Keeping Students Engaged with Thematic Lessons

Daily Thematic Lessons Keep Kids Engaged

The last weeks of school can be a challenge for everyone, but elementary students have an especially hard time focusing once the weather warms up and it starts to feel like summer. I've had great success capturing the attention of restless year-end learners with daily thematic lessons. They liven things up and ensure your students are still learning even when most of the regular curriculum has been completed.

Alphabet Day (PreK-K)

It's important to reinforce basic skills before students head out for summer, so if you teach young ones, spend a day simply focused on the ABCs and letter sounds. There are many fantastic resources online to save teachers prep time in such a busy season. Games like I have Who Has ABC from Kindergarten Squad or The Alphabet Game from Elementary Lesson Plans are sure to hook learners from the get go. If your students need to get their wiggles out take them on an Alphabet Scavenger Hunt or give this Human Letter activity a try.
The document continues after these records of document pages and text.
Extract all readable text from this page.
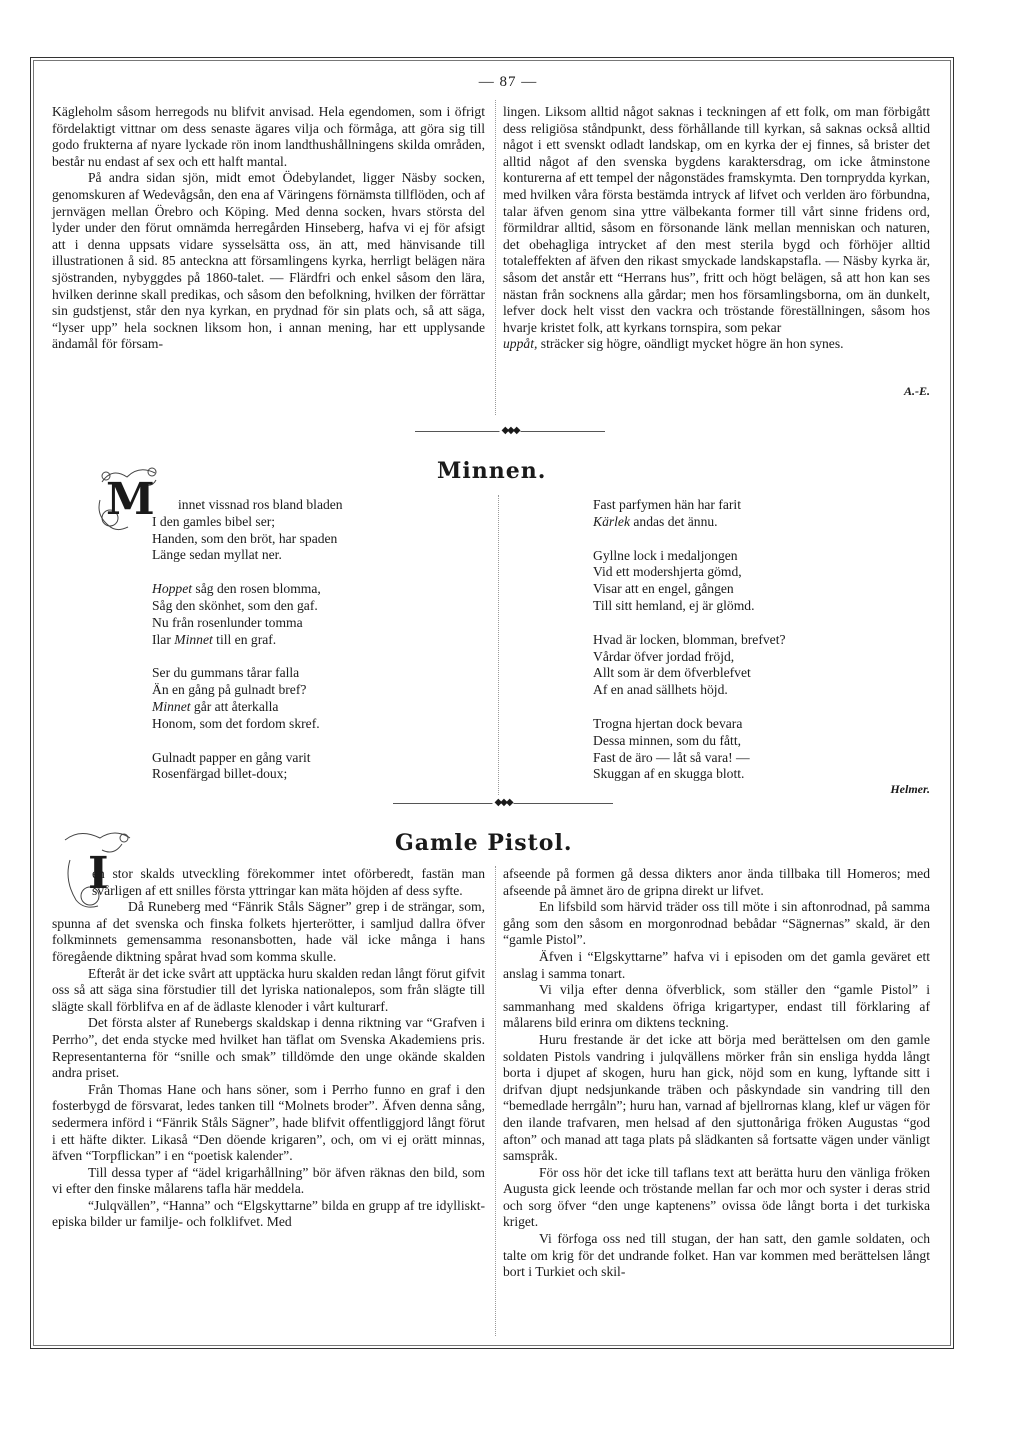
— 87 —

Kägleholm såsom herregods nu blifvit anvisad. Hela egendomen, som i öfrigt fördelaktigt vittnar om dess senaste ägares vilja och förmåga, att göra sig till godo frukterna af nyare lyckade rön inom landthushållningens skilda områden, består nu endast af sex och ett halft mantal.

På andra sidan sjön, midt emot Ödebylandet, ligger Näsby socken, genomskuren af Wedevågsån, den ena af Väringens förnämsta tillflöden, och af jernvägen mellan Örebro och Köping. Med denna socken, hvars största del lyder under den förut omnämda herregården Hinseberg, hafva vi ej för afsigt att i denna uppsats vidare sysselsätta oss, än att, med hänvisande till illustrationen å sid. 85 anteckna att församlingens kyrka, herrligt belägen nära sjöstranden, nybyggdes på 1860-talet. — Flärdfri och enkel såsom den lära, hvilken derinne skall predikas, och såsom den befolkning, hvilken der förrättar sin gudstjenst, står den nya kyrkan, en prydnad för sin plats och, så att säga, “lyser upp” hela socknen liksom hon, i annan mening, har ett upplysande ändamål för försam-

lingen. Liksom alltid något saknas i teckningen af ett folk, om man förbigått dess religiösa ståndpunkt, dess förhållande till kyrkan, så saknas också alltid något i ett svenskt odladt landskap, om en kyrka der ej finnes, så brister det alltid något af den svenska bygdens karaktersdrag, om icke åtminstone konturerna af ett tempel der någonstädes framskymta. Den tornprydda kyrkan, med hvilken våra första bestämda intryck af lifvet och verlden äro förbundna, talar äfven genom sina yttre välbekanta former till vårt sinne fridens ord, förmildrar alltid, såsom en försonande länk mellan menniskan och naturen, det obehagliga intrycket af den mest sterila bygd och förhöjer alltid totaleffekten af äfven den rikast smyckade landskapstafla. — Näsby kyrka är, såsom det anstår ett “Herrans hus”, fritt och högt belägen, så att hon kan ses nästan från socknens alla gårdar; men hos församlingsborna, om än dunkelt, lefver dock helt visst den vackra och tröstande föreställningen, såsom hos hvarje kristet folk, att kyrkans tornspira, som pekar

uppåt, sträcker sig högre, oändligt mycket högre än hon synes.

A.-E.
◆◆◆
Minnen.
M innet vissnad ros bland bladen
I den gamles bibel ser;
Handen, som den bröt, har spaden
Länge sedan myllat ner.
Hoppet såg den rosen blomma,
Såg den skönhet, som den gaf.
Nu från rosenlunder tomma
Ilar Minnet till en graf.
Ser du gummans tårar falla
Än en gång på gulnadt bref?
Minnet går att återkalla
Honom, som det fordom skref.
Gulnadt papper en gång varit
Rosenfärgad billet-doux;
Fast parfymen hän har farit
Kärlek andas det ännu.
Gyllne lock i medaljongen
Vid ett modershjerta gömd,
Visar att en engel, gången
Till sitt hemland, ej är glömd.
Hvad är locken, blomman, brefvet?
Vårdar öfver jordad fröjd,
Allt som är dem öfverblefvet
Af en anad sällhets höjd.
Trogna hjertan dock bevara
Dessa minnen, som du fått,
Fast de äro — låt så vara! —
Skuggan af en skugga blott.
Helmer.
◆◆◆
Gamle Pistol.
I

en stor skalds utveckling förekommer intet oförberedt, fastän man svårligen af ett snilles första yttringar kan mäta höjden af dess syfte.

Då Runeberg med “Fänrik Ståls Sägner” grep i de strängar, som, spunna af det svenska och finska folkets hjerterötter, i samljud dallra öfver folkminnets gemensamma resonansbotten, hade väl icke många i hans föregående diktning spårat hvad som komma skulle.

Efteråt är det icke svårt att upptäcka huru skalden redan långt förut gifvit oss så att säga sina förstudier till det lyriska nationalepos, som från slägte till slägte skall förblifva en af de ädlaste klenoder i vårt kulturarf.

Det första alster af Runebergs skaldskap i denna riktning var “Grafven i Perrho”, det enda stycke med hvilket han täflat om Svenska Akademiens pris. Representanterna för “snille och smak” tilldömde den unge okände skalden andra priset.

Från Thomas Hane och hans söner, som i Perrho funno en graf i den fosterbygd de försvarat, ledes tanken till “Molnets broder”. Äfven denna sång, sedermera införd i “Fänrik Ståls Sägner”, hade blifvit offentliggjord långt förut i ett häfte dikter. Likaså “Den döende krigaren”, och, om vi ej orätt minnas, äfven “Torpflickan” i en “poetisk kalender”.

Till dessa typer af “ädel krigarhållning” bör äfven räknas den bild, som vi efter den finske målarens tafla här meddela.

“Julqvällen”, “Hanna” och “Elgskyttarne” bilda en grupp af tre idylliskt-episka bilder ur familje- och folklifvet. Med

afseende på formen gå dessa dikters anor ända tillbaka till Homeros; med afseende på ämnet äro de gripna direkt ur lifvet.

En lifsbild som härvid träder oss till möte i sin aftonrodnad, på samma gång som den såsom en morgonrodnad bebådar “Sägnernas” skald, är den “gamle Pistol”.

Äfven i “Elgskyttarne” hafva vi i episoden om det gamla geväret ett anslag i samma tonart.

Vi vilja efter denna öfverblick, som ställer den “gamle Pistol” i sammanhang med skaldens öfriga krigartyper, endast till förklaring af målarens bild erinra om diktens teckning.

Huru frestande är det icke att börja med berättelsen om den gamle soldaten Pistols vandring i julqvällens mörker från sin ensliga hydda långt borta i djupet af skogen, huru han gick, nöjd som en kung, lyftande sitt i drifvan djupt nedsjunkande träben och påskyndade sin vandring till den “bemedlade herrgåln”; huru han, varnad af bjellrornas klang, klef ur vägen för den ilande trafvaren, men helsad af den sjuttonåriga fröken Augustas “god afton” och manad att taga plats på slädkanten så fortsatte vägen under vänligt samspråk.

För oss hör det icke till taflans text att berätta huru den vänliga fröken Augusta gick leende och tröstande mellan far och mor och syster i deras strid och sorg öfver “den unge kaptenens” ovissa öde långt borta i det turkiska kriget.

Vi förfoga oss ned till stugan, der han satt, den gamle soldaten, och talte om krig för det undrande folket. Han var kommen med berättelsen långt bort i Turkiet och skil-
You can even engage kinesthetic learners with awesome sensory activities like Pipe Cleaners Letters or Wiki Stik ABCs.

Game Day (1-5)

Students of all ages love to play games, so capitalize on that and choose a slew of review games to fill your day. You might revisit favorite games you've played throughout the year or introduce new games to reinforce important concepts for the upcoming grade. Some of my favorite low prep printable games include math fact games from Math Salamanders and word sort games from The Camping Teacher. I also like making custom bingo boards to review vocabulary from units throughout the year. For a special treat, you can even allow students to bring in their own favorite board games and spend time playing with one another. While board games may not be straightforwardly educational, they teach fantastic social skills and encourage independent problem solving and strategizing skills.

Puzzle Day (3-5)

Puzzle day is best for older students that have the attention span to persevere through mental challenges. Puzzles are stretching, but so rewarding and fantastic for brain development. Set up your classroom in stations and allow students to move freely between them or assign groups to each area for a specified time. Some stations can simply be age appropriate boxed puzzles or favorite puzzles students have brought from home. At a few stations, provide math puzzles like these Magic Hexagons or Tangram Puzzles. At other stations, provide puzzles that focus on words like these Printable Kids Crosswords. You can even generate your own word search puzzles (class names is always an end of year favorite of mine) here! For added fun, set up a technology puzzle station and allow kids to solve puzzles on Math is Fun or Kids Crosswords Online.

Students are sure to love the change of pace these thematic days provide and are always eager to get involved. Days like these are an excellent way to capture end of year attention and capitalize on your final moments to teach this year's group of students.